I can’t believe we have already hit July. One of my favorite national holidays is this month, Independence Day. I remember riding in 4th of July parades as a child and then marching in them as a band member in high school. This year seemed a bit off with so many festivities curtailed. In voicing my melancholy, I had a several people ask me, should we even be celebrating at all this year given the COVID-19 resurgence along with social ills we are facing in our country?
To be honest, it caused me to think about what it means to be a Christian patriot. To be sure our country has its issues, but can we love and serve God and our country without falling into some form of triumphalism? I think we not only can but must. In order to be an effective witness of the power and love of God, the people of Christ must be in the culture and country in which we live, but without becoming overwhelmed by it. None of us can escape from the fact that we are all from a particular place — a town, a state, a nation — and that the experience of that place shapes who we are and what we believe. To be sure, it can be tricky entwining the sentiments and convictions of heartfelt religion and soul-stirring patriotism.
Historically, we see too many incidents when mixing the two was disastrous. The European Crusades to oust the “infidels” from the Holy Land. Not one of Christianity’s greater moments; nor was South Africa’s apartheid idea of “homelands.” In our rush to fulfill our manifest destiny, Native Americans were slaughtered by the U.S. Army and people even wrongfully tried to use the Bible to defend the evil of slavery. But, in truth, patriotism coupled with Christianity need not be a tragic example of bigoted excessive exultation over one’s achievements.
Christianity, in its most basic form (and when we get it right), is God’s love in action. As Christians we should not be embarrassed to love our nation, for our hearts are large enough to love God, our country and the people of other countries. The beautiful words at the base of the Statue of Liberty speak of welcoming people who yearn for freedom. Even our national anthem, “The Star-Spangled Banner,” does not extol the glories of battle; instead it offers up gratitude for the unexpected salvation of Baltimore during the War of 1812.
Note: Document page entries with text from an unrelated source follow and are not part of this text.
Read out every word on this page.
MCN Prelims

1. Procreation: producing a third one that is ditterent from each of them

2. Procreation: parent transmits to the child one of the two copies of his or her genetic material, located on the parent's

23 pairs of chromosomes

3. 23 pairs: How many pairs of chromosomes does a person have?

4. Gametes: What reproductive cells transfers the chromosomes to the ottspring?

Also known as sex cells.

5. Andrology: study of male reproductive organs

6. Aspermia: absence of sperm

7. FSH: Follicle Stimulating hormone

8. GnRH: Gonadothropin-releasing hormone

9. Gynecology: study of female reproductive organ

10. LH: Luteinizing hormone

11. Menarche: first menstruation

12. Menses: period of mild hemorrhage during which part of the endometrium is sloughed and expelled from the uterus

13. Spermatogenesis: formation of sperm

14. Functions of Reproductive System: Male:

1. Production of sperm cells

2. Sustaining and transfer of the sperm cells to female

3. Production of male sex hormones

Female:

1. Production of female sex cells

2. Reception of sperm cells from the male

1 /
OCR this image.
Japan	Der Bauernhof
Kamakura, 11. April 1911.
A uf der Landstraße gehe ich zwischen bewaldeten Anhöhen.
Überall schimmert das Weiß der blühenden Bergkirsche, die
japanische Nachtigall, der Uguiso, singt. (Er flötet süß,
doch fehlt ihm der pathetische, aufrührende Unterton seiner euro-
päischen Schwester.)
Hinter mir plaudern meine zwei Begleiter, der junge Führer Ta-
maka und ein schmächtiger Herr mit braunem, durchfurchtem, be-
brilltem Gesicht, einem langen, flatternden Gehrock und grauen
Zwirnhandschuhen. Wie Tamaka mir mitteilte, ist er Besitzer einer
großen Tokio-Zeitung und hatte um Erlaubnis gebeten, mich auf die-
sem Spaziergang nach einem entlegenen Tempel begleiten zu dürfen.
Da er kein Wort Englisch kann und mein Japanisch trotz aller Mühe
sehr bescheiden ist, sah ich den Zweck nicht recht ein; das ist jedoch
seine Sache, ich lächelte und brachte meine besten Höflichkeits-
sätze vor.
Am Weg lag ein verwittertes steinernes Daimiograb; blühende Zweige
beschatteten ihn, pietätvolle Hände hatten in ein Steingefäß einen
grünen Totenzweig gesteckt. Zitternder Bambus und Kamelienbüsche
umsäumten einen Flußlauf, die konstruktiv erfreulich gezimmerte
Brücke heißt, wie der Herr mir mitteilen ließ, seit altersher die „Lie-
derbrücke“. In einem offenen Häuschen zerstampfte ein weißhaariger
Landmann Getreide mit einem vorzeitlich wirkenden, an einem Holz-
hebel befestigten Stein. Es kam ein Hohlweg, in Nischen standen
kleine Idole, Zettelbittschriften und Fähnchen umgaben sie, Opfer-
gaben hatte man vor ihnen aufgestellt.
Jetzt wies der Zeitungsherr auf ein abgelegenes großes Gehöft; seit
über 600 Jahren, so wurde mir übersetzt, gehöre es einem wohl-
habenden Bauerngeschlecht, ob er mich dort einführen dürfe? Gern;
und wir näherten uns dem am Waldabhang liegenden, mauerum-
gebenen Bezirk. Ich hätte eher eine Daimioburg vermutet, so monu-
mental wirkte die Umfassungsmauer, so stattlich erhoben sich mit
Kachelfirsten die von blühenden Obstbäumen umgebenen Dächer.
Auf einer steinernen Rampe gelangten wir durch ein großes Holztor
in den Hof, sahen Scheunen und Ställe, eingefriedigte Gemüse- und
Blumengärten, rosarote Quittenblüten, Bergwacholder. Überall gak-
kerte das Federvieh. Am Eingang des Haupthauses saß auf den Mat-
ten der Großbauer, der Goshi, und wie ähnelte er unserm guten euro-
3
Today as we face a new day … filled with its own challenges and opportunities … what will we be able to see in the first glimpses of dawn’s light? We cannot be content to focus only at the flagpole; we might miss some of the destruction that has occurred around it. Will we notice the pollution staining the land and waters of this nation? Will we notice the number of homeless men, women and children wandering aimlessly in this blessed land of the free? Will we notice the dirt that smudges the flag’s colors from us dragging it through the quagmire of not living out equality to American citizens regardless of sex, creed and color?
My friends, if that dawning light is not bright enough to reveal these shortcomings and faults, then it is up to the Christian patriot to increase the intensity of the light and to boldly speak the word of God to the country we love. God Bless America and God heal our land.